Malawi Famine 2002

Women farmers walking through their dry, barren fields past remnants of their failed crops. On their heads are aid organisation handouts. This area, though extremely poor had been self-sufficient with regards to food. © Greenpeace / Clive Shirley

For many years, the debate has been raging about the future of our food supply and agricultural systems. As agriculture intensifies across the world, more and more small scale farmers are losing their livelihoods. On top of it, they are also struggling to grow decent harvests due to the effects of climate change.

Proponents of Genetically Modified Organisms (GMOs) argue they are the only solution to feeding the world in the future -- and they have been doing so for the past decade with increasing vigour.

During the same period we have seen famine and malnutrition ravaging communities across Africa. And most recently, one of the worst droughts and famines is enfolding in East Africa.

Malawi Famine 2002

In the Khokhwa Village hungry families from the surrounding villages are arriving for a United Nations World Food Programme (WFP) emergency food distribution, many showing clear signs of malnutrition. Recent drought has caused crops to fail in the entire Southern Cone of Africa. © Clive Shirley / Greenpeace

I desperately want to live in a world where everyone gets the food and nutrition they need to live healthy lives, but GM foods are not the magic solution that agri business wants us to believe they are.

If it was simply a question of choosing between starvation and genetically modified foods, of course I would eat GM food and advise others to do so. But the problem of world hunger is not about there not being enough food, it's that many can't afford food.

In Africa, hunger and poverty go hand in hand. Genetically modified foods are not going to solve the real social, economic and environmental problems that underpin poverty and cause hunger.

The argument that GM food is a necessary part of feeding the world is based on the assumption that hunger is the result of not enough food to go around. In fact we have one and a half times the amount of food we need to provide everyone with a nutritious diet. Yet more people go hungry now than 20 years ago, and our environment and soil is damaged by industrial agriculture.

Which brings us to the next question.

What is the real driving force behind GM foods?

Much of our food is grown to sell on world markets instead of meeting the needs of local communities. Small family farmers are being driven off their lands and local people can not afford to buy what is grown locally for export.

Investment in new technologies (like GMOs) favours industrial farming rather than addressing the needs of the world’s 900 million small farmers. The focus on GM foods undermines the solutions that already exist when it comes to ending hunger and providing nutritional food for communities.

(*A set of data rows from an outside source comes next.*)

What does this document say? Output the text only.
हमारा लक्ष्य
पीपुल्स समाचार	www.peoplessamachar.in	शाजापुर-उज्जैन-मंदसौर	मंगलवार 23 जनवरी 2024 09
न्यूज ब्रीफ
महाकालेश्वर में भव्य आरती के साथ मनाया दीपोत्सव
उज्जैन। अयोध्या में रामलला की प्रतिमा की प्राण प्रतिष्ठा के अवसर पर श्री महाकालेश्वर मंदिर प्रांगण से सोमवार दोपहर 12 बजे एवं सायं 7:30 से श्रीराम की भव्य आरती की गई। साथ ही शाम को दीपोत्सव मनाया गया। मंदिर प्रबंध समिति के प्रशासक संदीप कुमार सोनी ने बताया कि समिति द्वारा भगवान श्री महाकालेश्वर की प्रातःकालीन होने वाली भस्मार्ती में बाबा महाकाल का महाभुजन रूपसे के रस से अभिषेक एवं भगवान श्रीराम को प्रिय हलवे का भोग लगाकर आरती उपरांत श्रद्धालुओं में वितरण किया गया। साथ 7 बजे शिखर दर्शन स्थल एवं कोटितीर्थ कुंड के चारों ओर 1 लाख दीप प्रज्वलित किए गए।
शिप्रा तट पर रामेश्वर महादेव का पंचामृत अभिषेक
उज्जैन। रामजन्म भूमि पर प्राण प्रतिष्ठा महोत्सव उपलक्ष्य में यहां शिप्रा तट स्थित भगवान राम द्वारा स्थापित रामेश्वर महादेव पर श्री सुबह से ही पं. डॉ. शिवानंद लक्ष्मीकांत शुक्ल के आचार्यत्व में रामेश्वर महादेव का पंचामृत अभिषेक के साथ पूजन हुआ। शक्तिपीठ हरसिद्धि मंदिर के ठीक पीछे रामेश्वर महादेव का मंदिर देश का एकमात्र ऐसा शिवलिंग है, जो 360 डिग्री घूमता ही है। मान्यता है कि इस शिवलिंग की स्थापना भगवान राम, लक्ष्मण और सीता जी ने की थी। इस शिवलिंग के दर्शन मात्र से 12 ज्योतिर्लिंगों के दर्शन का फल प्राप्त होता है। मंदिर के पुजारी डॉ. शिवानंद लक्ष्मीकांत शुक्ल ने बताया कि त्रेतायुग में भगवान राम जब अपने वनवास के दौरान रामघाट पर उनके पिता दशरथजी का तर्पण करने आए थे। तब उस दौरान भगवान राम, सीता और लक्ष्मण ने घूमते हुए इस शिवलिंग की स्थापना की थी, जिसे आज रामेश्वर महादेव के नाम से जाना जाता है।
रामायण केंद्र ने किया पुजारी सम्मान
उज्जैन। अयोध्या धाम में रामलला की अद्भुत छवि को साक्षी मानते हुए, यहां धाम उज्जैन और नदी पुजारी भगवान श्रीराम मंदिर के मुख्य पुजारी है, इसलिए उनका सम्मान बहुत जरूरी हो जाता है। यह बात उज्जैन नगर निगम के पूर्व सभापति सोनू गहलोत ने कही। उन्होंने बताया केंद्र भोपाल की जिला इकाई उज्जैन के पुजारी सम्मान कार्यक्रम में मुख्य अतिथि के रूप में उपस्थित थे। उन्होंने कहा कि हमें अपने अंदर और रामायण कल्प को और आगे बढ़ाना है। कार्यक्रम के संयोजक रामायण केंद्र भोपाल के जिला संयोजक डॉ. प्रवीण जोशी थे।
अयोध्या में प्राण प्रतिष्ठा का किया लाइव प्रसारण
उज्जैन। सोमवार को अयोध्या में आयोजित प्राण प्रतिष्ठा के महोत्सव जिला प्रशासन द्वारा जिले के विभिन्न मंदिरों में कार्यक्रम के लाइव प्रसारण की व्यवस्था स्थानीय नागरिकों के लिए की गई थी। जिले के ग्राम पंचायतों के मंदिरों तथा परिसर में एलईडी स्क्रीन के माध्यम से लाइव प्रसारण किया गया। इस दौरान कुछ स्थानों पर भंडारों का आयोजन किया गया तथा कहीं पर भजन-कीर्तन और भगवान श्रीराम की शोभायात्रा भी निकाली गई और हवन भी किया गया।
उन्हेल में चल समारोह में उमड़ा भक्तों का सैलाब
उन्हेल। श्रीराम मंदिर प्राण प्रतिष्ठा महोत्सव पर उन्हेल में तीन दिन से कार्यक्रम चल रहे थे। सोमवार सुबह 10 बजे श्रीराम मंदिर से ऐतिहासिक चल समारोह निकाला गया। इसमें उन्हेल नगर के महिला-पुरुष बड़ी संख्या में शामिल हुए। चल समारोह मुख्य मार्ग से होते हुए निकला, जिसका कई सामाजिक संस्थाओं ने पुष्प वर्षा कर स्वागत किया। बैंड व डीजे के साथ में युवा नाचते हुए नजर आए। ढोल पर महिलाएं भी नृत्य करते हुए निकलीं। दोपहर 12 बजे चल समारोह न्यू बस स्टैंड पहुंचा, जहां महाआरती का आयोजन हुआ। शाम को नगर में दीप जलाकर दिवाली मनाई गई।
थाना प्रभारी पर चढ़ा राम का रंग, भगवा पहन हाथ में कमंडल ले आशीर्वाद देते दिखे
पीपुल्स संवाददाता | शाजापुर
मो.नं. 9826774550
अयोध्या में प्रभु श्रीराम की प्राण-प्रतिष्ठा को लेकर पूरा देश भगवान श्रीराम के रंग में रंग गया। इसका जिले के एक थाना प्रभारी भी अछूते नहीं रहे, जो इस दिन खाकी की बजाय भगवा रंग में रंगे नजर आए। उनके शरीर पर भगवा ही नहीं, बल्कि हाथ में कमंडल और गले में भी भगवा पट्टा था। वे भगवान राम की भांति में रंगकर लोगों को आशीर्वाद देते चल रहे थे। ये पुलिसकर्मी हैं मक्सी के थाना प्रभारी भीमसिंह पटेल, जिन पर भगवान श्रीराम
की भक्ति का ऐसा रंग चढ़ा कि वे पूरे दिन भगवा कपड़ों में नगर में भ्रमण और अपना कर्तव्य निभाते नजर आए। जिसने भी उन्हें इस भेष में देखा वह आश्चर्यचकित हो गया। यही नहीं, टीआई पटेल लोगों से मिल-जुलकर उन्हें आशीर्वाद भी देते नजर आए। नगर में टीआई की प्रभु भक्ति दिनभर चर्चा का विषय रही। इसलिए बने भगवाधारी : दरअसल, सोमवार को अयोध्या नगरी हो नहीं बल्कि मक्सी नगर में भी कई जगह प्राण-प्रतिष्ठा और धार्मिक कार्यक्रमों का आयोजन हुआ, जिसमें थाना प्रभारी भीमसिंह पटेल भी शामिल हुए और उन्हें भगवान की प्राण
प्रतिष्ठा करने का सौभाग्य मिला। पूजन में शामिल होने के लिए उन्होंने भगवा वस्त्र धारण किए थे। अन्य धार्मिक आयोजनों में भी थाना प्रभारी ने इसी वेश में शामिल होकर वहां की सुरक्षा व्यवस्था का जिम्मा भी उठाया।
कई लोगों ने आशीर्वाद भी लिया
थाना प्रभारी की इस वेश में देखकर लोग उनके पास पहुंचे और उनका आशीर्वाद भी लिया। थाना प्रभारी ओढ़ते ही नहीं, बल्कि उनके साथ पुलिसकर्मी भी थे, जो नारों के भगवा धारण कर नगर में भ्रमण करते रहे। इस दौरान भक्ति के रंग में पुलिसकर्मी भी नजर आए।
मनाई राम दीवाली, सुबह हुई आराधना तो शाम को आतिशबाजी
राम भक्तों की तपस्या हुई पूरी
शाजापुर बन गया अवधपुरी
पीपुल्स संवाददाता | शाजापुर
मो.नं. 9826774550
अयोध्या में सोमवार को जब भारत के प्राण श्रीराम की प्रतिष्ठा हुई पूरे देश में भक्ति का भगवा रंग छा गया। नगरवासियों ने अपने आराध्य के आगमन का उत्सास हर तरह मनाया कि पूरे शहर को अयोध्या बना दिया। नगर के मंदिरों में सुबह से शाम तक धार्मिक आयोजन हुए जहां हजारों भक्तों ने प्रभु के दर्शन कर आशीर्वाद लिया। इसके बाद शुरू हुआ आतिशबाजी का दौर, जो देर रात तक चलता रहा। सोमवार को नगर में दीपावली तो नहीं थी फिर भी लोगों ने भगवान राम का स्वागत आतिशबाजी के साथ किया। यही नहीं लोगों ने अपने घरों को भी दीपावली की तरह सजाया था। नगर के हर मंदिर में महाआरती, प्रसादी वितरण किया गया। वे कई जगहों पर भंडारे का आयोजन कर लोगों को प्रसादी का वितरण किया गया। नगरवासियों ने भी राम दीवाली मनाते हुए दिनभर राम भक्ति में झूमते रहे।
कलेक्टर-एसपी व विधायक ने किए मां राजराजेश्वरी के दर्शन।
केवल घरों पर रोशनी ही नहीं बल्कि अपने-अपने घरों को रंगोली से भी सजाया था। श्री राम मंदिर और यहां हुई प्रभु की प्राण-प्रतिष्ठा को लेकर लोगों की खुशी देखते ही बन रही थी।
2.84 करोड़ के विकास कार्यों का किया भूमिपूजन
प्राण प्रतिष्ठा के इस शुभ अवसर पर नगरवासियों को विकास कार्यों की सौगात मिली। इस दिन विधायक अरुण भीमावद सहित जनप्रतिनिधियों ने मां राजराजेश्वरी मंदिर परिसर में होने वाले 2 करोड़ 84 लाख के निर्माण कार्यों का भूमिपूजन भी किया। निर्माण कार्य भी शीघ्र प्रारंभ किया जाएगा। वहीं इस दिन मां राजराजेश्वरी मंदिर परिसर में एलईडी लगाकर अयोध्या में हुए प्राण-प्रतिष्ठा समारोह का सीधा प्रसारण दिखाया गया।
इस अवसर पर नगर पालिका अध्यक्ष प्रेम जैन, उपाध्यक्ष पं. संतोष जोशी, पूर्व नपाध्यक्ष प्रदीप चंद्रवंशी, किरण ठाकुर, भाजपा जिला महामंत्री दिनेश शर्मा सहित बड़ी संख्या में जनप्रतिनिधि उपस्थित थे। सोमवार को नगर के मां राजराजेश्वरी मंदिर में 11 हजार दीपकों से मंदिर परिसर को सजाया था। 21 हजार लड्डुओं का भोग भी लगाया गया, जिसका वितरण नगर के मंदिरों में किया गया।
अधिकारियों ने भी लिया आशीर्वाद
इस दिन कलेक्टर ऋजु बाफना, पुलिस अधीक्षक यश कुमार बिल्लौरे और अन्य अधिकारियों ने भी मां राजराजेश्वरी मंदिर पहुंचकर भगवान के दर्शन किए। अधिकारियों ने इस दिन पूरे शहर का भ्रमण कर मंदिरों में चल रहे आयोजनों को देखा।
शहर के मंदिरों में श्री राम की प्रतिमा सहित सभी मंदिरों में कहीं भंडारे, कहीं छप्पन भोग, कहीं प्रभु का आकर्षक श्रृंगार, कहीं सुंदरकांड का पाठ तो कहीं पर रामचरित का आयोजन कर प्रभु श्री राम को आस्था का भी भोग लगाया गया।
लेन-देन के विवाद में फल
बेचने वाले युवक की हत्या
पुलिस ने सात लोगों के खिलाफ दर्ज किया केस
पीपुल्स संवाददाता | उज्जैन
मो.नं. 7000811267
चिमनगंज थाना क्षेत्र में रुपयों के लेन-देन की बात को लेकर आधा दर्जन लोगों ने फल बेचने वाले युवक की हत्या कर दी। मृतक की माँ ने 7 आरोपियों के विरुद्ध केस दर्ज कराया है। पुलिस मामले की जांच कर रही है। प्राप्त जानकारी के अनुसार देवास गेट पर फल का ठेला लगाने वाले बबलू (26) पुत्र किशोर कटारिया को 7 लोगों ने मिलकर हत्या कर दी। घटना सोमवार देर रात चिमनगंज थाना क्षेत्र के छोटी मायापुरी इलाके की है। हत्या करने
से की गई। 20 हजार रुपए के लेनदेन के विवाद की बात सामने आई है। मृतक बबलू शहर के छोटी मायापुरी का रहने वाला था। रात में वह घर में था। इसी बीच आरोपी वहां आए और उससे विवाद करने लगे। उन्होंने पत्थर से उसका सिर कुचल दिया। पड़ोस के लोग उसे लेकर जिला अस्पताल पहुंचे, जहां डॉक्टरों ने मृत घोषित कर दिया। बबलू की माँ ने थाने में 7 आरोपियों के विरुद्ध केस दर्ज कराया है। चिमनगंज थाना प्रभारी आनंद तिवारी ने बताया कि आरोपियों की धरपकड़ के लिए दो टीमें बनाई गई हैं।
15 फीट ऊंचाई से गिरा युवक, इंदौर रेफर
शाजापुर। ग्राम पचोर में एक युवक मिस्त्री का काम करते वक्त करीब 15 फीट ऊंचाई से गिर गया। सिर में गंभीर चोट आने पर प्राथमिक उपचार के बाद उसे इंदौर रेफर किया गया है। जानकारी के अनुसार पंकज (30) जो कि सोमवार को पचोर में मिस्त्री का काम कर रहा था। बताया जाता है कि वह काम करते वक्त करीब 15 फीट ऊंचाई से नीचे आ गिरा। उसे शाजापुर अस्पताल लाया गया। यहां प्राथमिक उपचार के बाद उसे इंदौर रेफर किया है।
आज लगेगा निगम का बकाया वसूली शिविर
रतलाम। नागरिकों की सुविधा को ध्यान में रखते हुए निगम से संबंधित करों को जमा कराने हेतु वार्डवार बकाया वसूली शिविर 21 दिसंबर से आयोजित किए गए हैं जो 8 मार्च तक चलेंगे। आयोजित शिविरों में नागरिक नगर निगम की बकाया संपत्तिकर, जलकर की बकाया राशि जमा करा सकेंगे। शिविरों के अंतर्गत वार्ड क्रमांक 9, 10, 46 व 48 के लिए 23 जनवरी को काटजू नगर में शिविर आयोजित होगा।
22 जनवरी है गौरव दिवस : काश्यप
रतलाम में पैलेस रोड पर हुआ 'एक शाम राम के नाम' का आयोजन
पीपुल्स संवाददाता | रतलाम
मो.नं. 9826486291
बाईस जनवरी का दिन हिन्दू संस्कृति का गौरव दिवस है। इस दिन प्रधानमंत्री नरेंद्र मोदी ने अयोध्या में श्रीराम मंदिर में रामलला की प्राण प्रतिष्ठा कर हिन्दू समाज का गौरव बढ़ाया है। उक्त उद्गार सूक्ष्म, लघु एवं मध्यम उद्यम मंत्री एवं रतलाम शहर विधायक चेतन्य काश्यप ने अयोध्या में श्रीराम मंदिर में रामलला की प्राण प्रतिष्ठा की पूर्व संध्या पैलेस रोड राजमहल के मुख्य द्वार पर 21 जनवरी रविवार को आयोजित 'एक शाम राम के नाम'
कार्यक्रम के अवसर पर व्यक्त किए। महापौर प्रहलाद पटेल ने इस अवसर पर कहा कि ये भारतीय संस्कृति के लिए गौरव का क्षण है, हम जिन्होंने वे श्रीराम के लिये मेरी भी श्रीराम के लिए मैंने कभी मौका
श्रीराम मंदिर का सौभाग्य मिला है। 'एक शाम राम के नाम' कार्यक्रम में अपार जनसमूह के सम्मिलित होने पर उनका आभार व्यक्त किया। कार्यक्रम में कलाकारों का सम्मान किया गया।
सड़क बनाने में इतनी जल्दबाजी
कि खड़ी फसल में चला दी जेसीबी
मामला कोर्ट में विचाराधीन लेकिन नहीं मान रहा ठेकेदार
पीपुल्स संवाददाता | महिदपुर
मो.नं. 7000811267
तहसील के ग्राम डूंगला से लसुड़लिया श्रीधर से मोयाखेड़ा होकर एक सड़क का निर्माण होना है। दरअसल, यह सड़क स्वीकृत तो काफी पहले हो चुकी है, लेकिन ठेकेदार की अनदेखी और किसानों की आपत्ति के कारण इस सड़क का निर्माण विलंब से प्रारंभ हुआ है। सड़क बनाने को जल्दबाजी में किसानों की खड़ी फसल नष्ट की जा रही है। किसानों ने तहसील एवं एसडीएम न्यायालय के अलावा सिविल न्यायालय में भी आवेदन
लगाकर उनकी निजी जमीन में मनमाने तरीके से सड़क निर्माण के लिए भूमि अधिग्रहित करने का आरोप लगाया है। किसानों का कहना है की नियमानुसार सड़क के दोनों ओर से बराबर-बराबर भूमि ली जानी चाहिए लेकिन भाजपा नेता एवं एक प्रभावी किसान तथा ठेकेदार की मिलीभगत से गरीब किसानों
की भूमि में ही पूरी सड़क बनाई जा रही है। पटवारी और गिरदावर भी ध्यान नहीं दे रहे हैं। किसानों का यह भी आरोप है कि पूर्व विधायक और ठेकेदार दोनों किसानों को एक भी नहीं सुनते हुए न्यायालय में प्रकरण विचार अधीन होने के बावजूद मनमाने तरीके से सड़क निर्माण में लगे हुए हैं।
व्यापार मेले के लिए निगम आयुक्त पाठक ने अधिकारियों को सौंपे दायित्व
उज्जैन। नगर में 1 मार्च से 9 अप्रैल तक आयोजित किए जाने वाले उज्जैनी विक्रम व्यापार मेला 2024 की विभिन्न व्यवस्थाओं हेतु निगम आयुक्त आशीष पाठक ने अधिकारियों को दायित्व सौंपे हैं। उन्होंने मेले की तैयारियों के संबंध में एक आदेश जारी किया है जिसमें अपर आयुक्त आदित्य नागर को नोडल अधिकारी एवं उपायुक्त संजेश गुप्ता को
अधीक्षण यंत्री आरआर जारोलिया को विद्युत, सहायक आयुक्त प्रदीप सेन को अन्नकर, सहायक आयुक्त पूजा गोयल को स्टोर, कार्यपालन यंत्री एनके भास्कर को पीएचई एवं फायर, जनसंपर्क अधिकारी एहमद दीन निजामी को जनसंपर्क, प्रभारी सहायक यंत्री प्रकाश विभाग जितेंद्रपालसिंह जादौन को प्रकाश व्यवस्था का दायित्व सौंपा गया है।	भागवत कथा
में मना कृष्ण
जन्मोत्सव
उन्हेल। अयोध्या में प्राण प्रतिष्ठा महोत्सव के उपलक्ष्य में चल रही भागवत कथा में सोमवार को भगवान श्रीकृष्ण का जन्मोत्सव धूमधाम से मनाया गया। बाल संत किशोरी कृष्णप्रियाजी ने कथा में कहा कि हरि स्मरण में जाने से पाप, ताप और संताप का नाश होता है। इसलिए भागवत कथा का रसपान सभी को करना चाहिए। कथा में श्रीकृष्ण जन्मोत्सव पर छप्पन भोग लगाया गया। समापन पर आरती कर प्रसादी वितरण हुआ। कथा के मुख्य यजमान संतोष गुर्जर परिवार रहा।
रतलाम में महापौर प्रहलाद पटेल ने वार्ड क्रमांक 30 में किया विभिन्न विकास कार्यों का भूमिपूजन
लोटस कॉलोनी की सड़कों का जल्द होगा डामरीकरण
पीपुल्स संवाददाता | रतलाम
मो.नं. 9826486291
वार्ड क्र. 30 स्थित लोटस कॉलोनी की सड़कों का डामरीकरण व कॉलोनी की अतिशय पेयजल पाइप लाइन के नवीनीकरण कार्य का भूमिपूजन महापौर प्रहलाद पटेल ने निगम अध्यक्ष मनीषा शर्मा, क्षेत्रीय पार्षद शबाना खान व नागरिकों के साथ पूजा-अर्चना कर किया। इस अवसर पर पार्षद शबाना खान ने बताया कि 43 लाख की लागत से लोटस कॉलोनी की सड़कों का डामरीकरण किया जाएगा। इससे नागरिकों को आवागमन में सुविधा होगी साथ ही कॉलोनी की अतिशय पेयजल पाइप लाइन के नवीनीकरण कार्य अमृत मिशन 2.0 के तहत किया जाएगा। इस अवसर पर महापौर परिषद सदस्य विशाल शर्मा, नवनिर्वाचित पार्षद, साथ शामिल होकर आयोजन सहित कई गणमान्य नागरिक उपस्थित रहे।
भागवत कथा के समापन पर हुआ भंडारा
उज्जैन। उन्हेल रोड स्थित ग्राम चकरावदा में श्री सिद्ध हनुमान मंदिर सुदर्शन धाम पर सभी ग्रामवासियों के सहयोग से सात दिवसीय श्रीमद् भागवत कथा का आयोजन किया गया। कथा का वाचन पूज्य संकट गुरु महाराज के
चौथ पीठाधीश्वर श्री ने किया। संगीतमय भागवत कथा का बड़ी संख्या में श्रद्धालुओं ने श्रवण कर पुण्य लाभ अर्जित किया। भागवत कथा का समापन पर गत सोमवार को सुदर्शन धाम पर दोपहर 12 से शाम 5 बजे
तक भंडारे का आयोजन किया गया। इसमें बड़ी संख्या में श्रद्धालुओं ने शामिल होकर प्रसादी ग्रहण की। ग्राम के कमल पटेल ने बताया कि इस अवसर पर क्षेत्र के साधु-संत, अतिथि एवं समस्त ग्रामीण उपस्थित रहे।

It’s a complex problem that will not be solved overnight, but tackling world hunger depends on people having access to land and money. GM crops provide neither.

For example, the GM crops championed in Kenya as saviours of the developing world have not provided any benefits to the developing world. No GM crop in production has ever fulfilled their promise while other – local – solutions have overtaken them in many well documented cases.

Killer Seeds

For thousands of years farmers have been harvesting their crops and keeping back the best of the seeds each season to plant the following year so that farmers get the best crops. This is the way it is still done today over much of the world. And until now this has kept large corporations out of the basis of our food production.

But GM foods come with a patent that prevents farmers from saving seed to reuse the following season, it locks farmers into paying for seeds every year. It also places the focus on a single variety of each food crop, and locks farmers into using specific types of (very expensive) chemicals. Far from being a solution, GM crops extend the worst industrial agricultural practices.

I believe that it is this increased control over global agriculture and increased profits that is the real driving force behind the promotion of GM foods.

False Promises

The time has come to recognise the false promise of GM foods and to support farming that meets the needs of local communities and protects the environment.

Farming is at the heart of our survival. We need to restore the land degraded by the agricultural industry which is already deteriorating through climate change. We need to help the poor to combat their own poverty and hunger -- this doesn’t mean simply feeding the world, but enabling the world to feed itself.